Segmentation and classification are analytic techniques that help firms compare and group customers who share common characteristics (i.e., segmentation variables) into homogeneous segments and identify ways to target particular segments of customers in a market based on external variables (i.e., discriminant variables).
Segmentation refers to the process of classifying customers into homogenous groups (segments), such that each group of customers shares enough characteristics in common to make it viable for the firm to design specific offerings or products for it. This application identifies customer segments using needs-based variables called basis variables.
To download the Enginius tutorial in pdf format: (1) Follow the link below. It will open an example data set, then (2) Click on the link in the upper-left corner of the screen.
Segmentation variables measure those factors that are central in determining the similarity between two respondents. Those variables serve as the basis for segmentation and are often called basis variables. They might include customer’s needs, wants, expectations, or preferences.
Discriminant variables, also called descriptors, are variables that can describe the segments formed based on the segmentation variables. These include demographic variables, such as educational level, gender, income, media consumption, and the like. In a good segmentation, knowledge of the descriptor or discriminant variables can predict the respondents segment (as calculated from the basis variables).
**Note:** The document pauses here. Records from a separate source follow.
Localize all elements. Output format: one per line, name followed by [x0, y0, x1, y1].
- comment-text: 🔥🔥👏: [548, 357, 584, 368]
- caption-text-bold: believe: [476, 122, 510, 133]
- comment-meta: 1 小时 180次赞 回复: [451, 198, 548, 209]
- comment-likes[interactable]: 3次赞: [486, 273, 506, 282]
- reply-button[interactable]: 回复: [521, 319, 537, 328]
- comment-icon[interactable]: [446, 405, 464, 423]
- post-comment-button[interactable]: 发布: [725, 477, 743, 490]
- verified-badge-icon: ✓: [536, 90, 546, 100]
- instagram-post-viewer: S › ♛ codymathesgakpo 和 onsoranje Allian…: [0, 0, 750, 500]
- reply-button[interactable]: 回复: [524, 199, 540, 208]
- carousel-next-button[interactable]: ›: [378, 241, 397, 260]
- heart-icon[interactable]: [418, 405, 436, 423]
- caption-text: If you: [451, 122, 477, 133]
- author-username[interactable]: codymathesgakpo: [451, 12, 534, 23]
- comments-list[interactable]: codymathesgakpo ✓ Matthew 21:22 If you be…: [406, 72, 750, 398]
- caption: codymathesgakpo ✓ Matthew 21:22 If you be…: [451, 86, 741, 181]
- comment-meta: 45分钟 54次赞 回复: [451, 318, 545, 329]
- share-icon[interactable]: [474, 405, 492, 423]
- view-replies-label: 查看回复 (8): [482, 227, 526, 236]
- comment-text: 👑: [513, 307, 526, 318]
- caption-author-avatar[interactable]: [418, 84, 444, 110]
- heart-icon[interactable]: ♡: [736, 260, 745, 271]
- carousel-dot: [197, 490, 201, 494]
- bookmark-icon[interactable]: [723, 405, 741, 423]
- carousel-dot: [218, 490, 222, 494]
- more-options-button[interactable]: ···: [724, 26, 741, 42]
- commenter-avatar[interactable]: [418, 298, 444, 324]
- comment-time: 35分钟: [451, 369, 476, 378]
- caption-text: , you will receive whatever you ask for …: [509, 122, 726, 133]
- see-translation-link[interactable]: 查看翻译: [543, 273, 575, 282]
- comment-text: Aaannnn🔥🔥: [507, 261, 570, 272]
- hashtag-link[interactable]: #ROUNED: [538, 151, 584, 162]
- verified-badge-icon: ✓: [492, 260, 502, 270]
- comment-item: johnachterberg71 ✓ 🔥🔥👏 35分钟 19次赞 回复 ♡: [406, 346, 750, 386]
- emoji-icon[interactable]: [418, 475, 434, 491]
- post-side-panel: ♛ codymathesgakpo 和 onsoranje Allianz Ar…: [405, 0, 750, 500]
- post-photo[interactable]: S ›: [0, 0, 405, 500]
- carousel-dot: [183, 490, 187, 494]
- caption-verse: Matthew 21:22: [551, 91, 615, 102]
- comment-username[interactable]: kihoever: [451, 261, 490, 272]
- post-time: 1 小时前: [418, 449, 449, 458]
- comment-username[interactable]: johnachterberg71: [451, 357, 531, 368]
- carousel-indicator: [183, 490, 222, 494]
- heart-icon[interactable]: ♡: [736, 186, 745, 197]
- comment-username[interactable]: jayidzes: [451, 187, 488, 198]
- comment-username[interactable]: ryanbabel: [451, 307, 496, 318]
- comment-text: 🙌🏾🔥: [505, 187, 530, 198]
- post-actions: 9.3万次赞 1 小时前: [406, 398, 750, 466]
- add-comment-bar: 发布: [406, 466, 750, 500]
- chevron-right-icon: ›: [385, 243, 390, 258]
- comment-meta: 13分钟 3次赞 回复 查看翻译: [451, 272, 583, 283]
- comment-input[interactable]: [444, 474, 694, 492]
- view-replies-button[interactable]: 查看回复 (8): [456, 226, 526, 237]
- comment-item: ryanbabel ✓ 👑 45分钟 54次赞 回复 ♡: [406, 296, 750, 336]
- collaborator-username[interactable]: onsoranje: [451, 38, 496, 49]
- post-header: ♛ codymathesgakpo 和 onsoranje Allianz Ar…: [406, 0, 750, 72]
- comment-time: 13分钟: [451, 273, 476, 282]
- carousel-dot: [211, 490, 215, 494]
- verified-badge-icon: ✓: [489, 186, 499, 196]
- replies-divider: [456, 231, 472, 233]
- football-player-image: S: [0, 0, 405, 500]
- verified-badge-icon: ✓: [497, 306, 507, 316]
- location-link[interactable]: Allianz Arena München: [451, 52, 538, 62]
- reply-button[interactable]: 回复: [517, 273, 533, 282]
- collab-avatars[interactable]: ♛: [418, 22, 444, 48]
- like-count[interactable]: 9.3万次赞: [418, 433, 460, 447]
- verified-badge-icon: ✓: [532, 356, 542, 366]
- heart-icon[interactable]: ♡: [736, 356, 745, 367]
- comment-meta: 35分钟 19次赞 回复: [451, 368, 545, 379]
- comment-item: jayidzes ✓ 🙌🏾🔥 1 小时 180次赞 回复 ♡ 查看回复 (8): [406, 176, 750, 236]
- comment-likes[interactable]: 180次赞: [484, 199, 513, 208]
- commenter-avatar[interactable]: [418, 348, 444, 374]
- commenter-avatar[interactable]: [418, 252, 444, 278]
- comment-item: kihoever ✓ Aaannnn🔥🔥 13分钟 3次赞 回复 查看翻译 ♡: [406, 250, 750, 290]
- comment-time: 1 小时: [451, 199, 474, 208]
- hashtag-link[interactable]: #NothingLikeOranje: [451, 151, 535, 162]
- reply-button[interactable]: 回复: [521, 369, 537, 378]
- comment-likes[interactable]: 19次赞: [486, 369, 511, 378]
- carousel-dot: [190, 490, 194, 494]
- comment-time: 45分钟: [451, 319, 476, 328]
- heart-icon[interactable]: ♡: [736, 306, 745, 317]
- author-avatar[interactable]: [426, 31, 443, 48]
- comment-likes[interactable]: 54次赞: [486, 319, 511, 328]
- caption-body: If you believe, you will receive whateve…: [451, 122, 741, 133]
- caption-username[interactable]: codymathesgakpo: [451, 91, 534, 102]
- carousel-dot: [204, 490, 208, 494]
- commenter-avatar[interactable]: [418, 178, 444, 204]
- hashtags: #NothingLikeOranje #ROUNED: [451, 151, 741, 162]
It is usually good to start with hierarchical clustering (which builds up or breaks down the data, row by row), at least to determine the appropriate number of clusters for K-Means, which partitions the data but requires both a starting group center (centroid) and a number of clusters to get started.
The dendrogram or elbow chart from the software output generally shows where there is no longer much to be gained in separating the data more finely. But the purpose of the segmentation will often dictate the appropriate number of clusters. So, think about building a business case for the number of clusters: (1) what do the data tell us and (2) how can we implement the segmentation? (If the purpose of the segmentation is to allocate all customers to, say, 3 sales reps, then there should be 3 segments)
Those in green are statistically significantly (at 95%) above the remaining population mean; those in red are statistically significantly (at 95%) below the remaining population mean.
The discrimination analysis tells how well descriptive data (generally available for all customers and prospects) will predict segment membership. The confusion matrix shows actual versus predicted segment membership from the discrimination. If all segments are roughly the same size, then there is one chance in n (n= number of segments) for correct classification, if there is no information in the descriptor data; that is, if the classification is done at random So, for a 4 segment solution, a good discrimination should do far better than 1/4 or 25% correct classification. In addition, high values on the diagonal of the confusion matrix indicate good classification.